For the holidays, I get my baking in and when in a hurry and baking, Taste of Home is a good place to turn to. I always find something easy to make and successful at the end. This is no exception.
I made two smaller cakes and cut one into two layers and filled it with a ready-made caramel. That was delicious.
Rich Chocolate Chip Coffee Cake (adapted from Taste of Home)
1 cup margarine, softened
1 package (8 ounces)Tofutti cream cheese, softened
1-1/2 cups sugar, divided
1 teaspoon vanilla extract
2 cups gluten-free flour
1 teaspoon baking powder
1/2 teaspoon baking soda
1/4 teaspoon salt
1/4 cup Rice milk
1 cup (6 ounces) semisweet chocolate chips
1/4 cup ground walnuts
1 teaspoon cinnamon
In a large bowl, cream the margarine, cream cheese and 1-1/4 cups of the sugar until light and fluffy.
Beat in eggs and vanilla.
Combine the flour, baking powder, baking soda and salt and add to creamed mixture alternately with the Rice milk and mix well.
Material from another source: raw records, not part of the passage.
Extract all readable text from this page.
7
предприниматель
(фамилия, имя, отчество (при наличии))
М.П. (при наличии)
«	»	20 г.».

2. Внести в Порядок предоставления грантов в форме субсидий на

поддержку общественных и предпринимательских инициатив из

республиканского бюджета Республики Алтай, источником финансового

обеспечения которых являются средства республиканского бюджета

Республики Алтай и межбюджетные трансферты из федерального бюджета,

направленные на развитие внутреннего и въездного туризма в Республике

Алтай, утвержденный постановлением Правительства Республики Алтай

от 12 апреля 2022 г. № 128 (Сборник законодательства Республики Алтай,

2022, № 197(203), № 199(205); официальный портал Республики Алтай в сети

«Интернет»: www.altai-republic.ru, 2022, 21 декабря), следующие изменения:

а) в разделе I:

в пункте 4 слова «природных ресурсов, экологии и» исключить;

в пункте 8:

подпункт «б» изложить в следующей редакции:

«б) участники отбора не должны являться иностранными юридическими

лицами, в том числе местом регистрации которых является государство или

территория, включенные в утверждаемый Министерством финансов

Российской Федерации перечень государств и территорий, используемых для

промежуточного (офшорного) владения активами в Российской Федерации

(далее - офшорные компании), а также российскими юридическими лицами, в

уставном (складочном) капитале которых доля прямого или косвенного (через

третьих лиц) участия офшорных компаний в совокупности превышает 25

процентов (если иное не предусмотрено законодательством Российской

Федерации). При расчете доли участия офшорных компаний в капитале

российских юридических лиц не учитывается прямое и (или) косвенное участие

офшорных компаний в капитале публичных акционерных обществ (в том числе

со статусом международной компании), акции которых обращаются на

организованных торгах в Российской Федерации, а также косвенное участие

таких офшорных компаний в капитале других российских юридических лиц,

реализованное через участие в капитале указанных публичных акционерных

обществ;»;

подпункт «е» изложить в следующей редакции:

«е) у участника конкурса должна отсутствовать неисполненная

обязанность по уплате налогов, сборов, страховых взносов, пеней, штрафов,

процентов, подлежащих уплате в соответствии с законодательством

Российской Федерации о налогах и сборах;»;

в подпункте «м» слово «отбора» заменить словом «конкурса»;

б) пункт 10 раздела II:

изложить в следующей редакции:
Stir in chocolate chips.
Pour into a greased 9-in. springform pan. Combine the ground walnuts, cinnamon and remaining sugar; sprinkle over batter.
Bake at 350° for 50-55 minutes or until a toothpick inserted near the center comes out clean.
Cool for 15 minutes. Carefully run a knife around edge of pan to loosen. Cool completely before cutting.